この切なさは…
1週間後ーー
鈴香は医師の説明を聞く直紀に気付いた。
「仕事忙しくなってきて、来れるかわかんないっす」
「じゃあ、来れそうになったら電話で予約してもらいましょうかね」
「すんません」
「今なら日にち空いても大丈夫なんで」
(しばらく忙しいんだ……)
鈴香は視線を落とす。
わたしと同じ25だもんね
仕事バリバリしてる年齢だし、仕方ないよね
逆に今までもしかしたら仕事の合間とかに来てたのかも
「白崎さん」
直紀の顔が視界に入ってきた。
「大丈夫?」
「わ! 黒田さん! びっくりした!」
「ごめん。元気なさそうだったから」
「大丈夫です!また来てくださいね」
心臓がバクバク音を立てている。
「はい」
直紀は軽く手を振り、診察室を出ていく。
「……」
鈴香は溜め息をつくと、仕事に戻った。
『大丈夫?』
『大丈夫ですよ』
『ならいいけど』
鈴香はスマホを眺める。
『白崎さんって正社員?』
『いえ。バイト?パート?です。
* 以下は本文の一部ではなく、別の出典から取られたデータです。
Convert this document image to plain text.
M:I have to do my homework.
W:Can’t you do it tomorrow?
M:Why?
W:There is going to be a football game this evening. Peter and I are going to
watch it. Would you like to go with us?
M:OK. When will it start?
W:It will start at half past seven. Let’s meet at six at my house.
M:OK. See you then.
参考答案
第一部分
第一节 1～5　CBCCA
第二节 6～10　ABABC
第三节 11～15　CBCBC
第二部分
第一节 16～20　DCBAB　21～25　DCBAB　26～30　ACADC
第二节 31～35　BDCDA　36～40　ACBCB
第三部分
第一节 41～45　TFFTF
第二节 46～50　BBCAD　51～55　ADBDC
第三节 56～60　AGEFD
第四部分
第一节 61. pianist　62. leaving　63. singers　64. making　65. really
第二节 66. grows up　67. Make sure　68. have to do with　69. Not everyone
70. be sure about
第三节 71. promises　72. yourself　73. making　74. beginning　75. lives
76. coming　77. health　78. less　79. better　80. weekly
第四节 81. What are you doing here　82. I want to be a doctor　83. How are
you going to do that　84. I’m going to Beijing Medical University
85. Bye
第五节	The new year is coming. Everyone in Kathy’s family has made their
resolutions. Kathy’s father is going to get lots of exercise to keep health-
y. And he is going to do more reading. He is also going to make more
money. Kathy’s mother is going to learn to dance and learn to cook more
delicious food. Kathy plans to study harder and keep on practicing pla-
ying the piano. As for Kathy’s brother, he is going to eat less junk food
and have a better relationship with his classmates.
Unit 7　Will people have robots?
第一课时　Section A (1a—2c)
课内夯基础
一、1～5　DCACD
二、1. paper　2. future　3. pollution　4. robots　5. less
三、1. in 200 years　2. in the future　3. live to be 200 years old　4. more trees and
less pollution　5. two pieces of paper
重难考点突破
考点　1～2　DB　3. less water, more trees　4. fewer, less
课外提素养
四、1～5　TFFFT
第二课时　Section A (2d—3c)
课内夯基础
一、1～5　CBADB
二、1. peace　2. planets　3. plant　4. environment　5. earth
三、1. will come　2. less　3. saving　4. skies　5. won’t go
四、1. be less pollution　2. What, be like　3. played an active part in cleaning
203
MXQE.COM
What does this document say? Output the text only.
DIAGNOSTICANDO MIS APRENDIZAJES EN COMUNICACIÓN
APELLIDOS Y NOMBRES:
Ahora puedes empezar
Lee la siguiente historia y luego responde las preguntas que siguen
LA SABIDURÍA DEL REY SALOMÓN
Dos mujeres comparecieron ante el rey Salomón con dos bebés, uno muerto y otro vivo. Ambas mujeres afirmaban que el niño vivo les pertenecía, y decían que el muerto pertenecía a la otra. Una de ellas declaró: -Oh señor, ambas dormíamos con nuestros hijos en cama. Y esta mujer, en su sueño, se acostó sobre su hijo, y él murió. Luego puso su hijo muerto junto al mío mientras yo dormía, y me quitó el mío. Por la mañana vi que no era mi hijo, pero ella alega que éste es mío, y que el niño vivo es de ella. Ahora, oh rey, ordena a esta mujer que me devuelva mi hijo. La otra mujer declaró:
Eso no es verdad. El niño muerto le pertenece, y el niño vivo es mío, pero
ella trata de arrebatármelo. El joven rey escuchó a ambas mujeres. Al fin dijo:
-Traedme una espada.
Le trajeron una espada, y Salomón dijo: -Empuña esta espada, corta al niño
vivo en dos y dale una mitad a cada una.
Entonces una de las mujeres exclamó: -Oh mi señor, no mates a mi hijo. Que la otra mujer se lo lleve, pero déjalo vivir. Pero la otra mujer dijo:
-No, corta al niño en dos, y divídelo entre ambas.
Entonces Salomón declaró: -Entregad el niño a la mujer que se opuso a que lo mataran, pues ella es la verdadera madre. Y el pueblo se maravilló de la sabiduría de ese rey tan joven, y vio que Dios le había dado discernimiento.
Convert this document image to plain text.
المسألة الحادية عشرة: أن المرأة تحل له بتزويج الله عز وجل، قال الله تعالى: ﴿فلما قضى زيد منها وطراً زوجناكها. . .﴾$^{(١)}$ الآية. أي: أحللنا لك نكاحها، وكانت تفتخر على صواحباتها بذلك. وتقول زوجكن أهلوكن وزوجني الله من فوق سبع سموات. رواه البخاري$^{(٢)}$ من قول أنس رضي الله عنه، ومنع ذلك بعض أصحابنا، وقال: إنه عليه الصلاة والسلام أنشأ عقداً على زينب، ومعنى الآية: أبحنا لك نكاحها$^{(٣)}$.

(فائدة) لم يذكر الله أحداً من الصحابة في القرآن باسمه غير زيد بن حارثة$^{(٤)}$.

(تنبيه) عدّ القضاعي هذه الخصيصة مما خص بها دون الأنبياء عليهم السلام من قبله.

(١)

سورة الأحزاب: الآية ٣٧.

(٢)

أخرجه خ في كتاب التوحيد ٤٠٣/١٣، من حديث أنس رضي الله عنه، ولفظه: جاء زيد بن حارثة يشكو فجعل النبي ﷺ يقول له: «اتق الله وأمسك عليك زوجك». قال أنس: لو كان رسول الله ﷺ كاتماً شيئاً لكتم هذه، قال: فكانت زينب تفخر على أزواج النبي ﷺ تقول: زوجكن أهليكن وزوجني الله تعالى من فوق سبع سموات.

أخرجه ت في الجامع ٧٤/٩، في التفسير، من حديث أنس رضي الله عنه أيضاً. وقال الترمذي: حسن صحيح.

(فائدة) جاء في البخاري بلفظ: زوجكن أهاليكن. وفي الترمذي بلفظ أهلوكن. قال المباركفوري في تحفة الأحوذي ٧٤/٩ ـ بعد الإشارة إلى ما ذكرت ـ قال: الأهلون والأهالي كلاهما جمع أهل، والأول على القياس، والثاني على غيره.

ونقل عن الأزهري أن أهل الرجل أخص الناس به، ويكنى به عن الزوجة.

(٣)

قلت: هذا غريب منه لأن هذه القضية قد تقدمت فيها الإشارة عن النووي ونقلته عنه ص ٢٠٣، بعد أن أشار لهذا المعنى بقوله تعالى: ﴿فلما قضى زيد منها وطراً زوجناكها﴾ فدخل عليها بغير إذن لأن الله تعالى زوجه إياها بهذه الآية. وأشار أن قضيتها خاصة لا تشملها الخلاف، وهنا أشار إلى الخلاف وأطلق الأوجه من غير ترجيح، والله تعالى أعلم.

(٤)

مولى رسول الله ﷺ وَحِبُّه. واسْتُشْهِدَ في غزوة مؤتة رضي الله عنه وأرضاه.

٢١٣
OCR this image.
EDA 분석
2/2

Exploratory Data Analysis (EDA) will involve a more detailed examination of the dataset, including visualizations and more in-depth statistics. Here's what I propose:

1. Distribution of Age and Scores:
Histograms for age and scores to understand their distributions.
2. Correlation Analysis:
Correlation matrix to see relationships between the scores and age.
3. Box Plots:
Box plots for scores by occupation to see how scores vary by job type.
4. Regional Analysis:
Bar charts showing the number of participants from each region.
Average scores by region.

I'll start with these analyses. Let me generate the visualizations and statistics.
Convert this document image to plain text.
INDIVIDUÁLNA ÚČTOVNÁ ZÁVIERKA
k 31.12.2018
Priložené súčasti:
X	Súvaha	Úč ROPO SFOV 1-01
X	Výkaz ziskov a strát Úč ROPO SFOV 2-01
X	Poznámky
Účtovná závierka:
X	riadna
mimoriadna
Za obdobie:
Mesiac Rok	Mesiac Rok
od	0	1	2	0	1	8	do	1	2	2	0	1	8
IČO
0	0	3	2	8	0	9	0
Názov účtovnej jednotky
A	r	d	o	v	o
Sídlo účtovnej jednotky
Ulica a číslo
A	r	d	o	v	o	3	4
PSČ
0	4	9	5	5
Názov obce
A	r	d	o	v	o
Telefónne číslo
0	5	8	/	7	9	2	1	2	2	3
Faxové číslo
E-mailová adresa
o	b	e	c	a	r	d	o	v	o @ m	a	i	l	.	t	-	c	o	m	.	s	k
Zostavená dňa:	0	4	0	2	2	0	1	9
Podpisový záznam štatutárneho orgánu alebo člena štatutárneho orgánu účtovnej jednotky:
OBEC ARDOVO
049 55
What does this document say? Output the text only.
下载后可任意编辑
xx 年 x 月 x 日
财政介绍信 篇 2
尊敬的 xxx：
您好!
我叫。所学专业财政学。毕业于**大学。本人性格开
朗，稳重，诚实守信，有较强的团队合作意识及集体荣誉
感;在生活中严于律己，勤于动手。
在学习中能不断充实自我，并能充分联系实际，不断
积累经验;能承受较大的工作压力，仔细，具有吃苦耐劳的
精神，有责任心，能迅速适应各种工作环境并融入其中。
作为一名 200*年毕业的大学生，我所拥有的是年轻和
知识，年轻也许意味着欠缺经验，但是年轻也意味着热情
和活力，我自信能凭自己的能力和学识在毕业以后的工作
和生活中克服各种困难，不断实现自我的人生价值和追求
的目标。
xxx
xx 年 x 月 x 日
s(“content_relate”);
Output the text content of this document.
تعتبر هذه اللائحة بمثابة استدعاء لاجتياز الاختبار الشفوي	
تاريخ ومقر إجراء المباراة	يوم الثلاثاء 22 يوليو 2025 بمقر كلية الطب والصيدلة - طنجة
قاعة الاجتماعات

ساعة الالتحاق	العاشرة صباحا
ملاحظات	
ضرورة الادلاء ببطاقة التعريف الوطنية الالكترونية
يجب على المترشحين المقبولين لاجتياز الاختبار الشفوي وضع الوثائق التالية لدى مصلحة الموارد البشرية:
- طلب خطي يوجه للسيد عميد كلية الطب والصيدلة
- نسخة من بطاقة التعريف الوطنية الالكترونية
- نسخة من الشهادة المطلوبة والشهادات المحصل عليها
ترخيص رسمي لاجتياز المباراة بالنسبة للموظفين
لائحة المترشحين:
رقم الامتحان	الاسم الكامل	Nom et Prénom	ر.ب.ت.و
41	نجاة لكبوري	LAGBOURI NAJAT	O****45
体力ないからフルでは働けなくて』
『いつも何時に終わるの?』
『6時頃です』
(黒田さんってレスポンス早いなぁ)
『家は近く? 暗くなる時間だから気をつけて』
『家は職場の近くです。心配してくれてありがとうございます』
鈴香の口元が緩む。
(イケメンで優しくて、モテそうだなぁ。……わたしにはもったいない人だ……)
笑顔が消え、表情が曇る。
大きな溜め息をついた。
数日後ーー
着信音が鳴った。
(誰だろう……。夜に電話なんて珍しいけど……)
スマホを見ると、直紀からだった。
『はい』
『あっ、白崎さ〜ん? 俺だけど今大丈夫〜?』
何だか様子がおかしい。
『大丈夫ですけど……』
『なんか……声聴きたくなっちゃって。ごめん』
『あの……大丈夫ですか?なんか、しゃべり方が……』
『あ〜酔ってるからかなぁ。ハハ、ごめ〜ん』
少し甘えるような話し方で鼓動が高鳴る。
可愛いと思ってしまった。
『飲みすぎちゃダメですよ』
『ん〜気をつける』
鈴香は目を細める。
『気許しちゃうんだよなぁ。白崎さんと話とかメッセしてると』
電話の向こうでドサッと音がした。
『黒田さん……?』
『大丈夫大丈夫。ベッドで横になっただけ』
『ホントに大丈夫ですか?』
『うん。酒が入って、ちょっとフワフワして、気持ち良くなってる』
本当に大丈夫だろうか。
鈴香は心配そうな表情をする。
『今日これ以上飲んじゃダメですよ』
『ハハハ、わかった〜。もう少ししたら寝るよ』
『その方がいいですよ』
電話してきてくれたことは嫌じゃない。
むしろ嬉しい。
でも……
『そろそろ切るね〜。おやすみ〜』
『はい。おやすみなさい』
電話が切れると、スマホを耳から離す。
「……」
大きな溜め息をつき、膝を抱え顔を伏せた。
少しして、肩を震わす。
(わたしと黒田さんじゃ、釣り合わない。仲良くなるのは嬉しいけど……ツライ……)
どこかで止まらなきゃいけないとはわかってる。